From c88b93868070559888f02bfcc5a335123942bce9 Mon Sep 17 00:00:00 2001
From: Zhengyi Chen <s2018374@ed.ac.uk>
Date: Sat, 2 Mar 2024 23:32:19 +0000
Subject: [PATCH] Extra changes, also not sure if works

---
 model/stn.py            | 14 ++++++++++----
 model/transcrowd_gap.py |  9 ++++++---
 2 files changed, 16 insertions(+), 7 deletions(-)

diff --git a/model/stn.py b/model/stn.py
index e9cd307..53fa8ff 100644
--- a/model/stn.py
+++ b/model/stn.py
@@ -62,7 +62,7 @@ class STNet(nn.Module):
 
 
     # Spatial transformer network forward function
-    def stn(self, x):
+    def stn(self, x, t):
         xs = self.localization_net(x)
         xs = xs.view(-1, np.prod(self._loc_net_out_shape))  # -> (N, whatever)
         theta = self.fc_loc(xs)
@@ -71,12 +71,18 @@ class STNet(nn.Module):
         grid = F.affine_grid(theta, x.size())
         x = F.grid_sample(x, grid)
 
-        return x
+        # Do the same transformation to t sans training
+        with torch.no_grad():
+            t = t.view(t.size(0), 1, t.size(1), t.size(2))
+            t = F.grid_sample(t, grid)
+            t = t.squeeze(1)
+
+        return x, t
 
 
-    def forward(self, x):
+    def forward(self, x, t):
         # transform the input, do nothing else
-        return self.stn(x)
+        return self.stn(x, t)
 
 
 if __name__ == "__main__":
diff --git a/model/transcrowd_gap.py b/model/transcrowd_gap.py
index ebd807f..a733b79 100644
--- a/model/transcrowd_gap.py
+++ b/model/transcrowd_gap.py
@@ -22,6 +22,7 @@ from timm.models.registry import register_model
 from timm.models.layers import trunc_normal_
 
 from .stn import STNet
+from .glue import SquareCropTransformLayer
 
 class VisionTransformerGAP(VisionTransformer):
     # [XXX] It might be a bad idea to use vision transformer for small datasets.
@@ -102,10 +103,12 @@ class STNet_VisionTransformerGAP(VisionTransformerGAP):
     def __init__(self, img_shape: torch.Size, *args, **kwargs):
         super(STNet_VisionTransformerGAP, self).__init__(*args, **kwargs)

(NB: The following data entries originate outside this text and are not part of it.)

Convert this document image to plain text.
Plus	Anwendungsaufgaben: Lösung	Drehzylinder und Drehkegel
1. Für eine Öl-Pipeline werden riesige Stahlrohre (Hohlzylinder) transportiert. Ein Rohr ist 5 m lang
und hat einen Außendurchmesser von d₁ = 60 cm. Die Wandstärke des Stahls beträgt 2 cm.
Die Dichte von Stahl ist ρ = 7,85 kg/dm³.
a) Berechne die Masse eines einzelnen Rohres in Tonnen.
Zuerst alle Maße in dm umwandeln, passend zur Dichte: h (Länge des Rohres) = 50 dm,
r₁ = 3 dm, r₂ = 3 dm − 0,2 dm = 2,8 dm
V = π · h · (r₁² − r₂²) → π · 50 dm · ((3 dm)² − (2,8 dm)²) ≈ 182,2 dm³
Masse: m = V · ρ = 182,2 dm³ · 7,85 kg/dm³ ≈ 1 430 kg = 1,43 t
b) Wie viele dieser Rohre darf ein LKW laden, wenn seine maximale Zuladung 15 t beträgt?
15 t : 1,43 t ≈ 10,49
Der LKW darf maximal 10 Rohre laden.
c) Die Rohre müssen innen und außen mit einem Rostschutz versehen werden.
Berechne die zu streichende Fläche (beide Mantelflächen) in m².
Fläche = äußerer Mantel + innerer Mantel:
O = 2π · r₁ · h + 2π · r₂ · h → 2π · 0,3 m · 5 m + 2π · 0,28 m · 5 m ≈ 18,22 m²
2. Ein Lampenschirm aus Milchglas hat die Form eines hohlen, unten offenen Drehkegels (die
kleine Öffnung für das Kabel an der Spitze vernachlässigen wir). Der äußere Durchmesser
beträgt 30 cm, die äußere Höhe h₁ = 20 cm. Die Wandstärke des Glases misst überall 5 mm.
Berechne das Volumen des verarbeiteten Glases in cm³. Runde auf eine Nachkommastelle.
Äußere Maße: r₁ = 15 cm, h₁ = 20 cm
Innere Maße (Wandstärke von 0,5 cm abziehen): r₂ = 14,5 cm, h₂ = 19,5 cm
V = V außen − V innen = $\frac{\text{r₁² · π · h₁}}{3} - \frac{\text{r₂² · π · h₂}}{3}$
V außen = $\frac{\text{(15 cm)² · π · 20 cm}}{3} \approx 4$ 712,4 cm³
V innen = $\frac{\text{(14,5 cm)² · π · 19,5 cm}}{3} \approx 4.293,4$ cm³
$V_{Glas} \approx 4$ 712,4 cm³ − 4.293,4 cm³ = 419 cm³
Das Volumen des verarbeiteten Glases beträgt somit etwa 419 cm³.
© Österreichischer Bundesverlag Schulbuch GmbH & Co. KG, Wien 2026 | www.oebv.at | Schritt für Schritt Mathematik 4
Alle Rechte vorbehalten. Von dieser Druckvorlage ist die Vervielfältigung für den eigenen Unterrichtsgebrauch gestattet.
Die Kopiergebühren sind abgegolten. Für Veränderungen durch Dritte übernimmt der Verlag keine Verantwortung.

         self.stnet = STNet(img_shape)
+        self.glue = SquareCropTransformLayer(img_size)
 
-    def forward(self, x):
-        x = self.stnet(x)
-        return super(STNet_VisionTransformerGAP, self).forward(x)
+    def forward(self, x, t):
+        x, t = self.stnet(x, t)
+        x, t = self.glue(x, t)
+        return super(STNet_VisionTransformerGAP, self).forward(x), t
 
 
 @register_model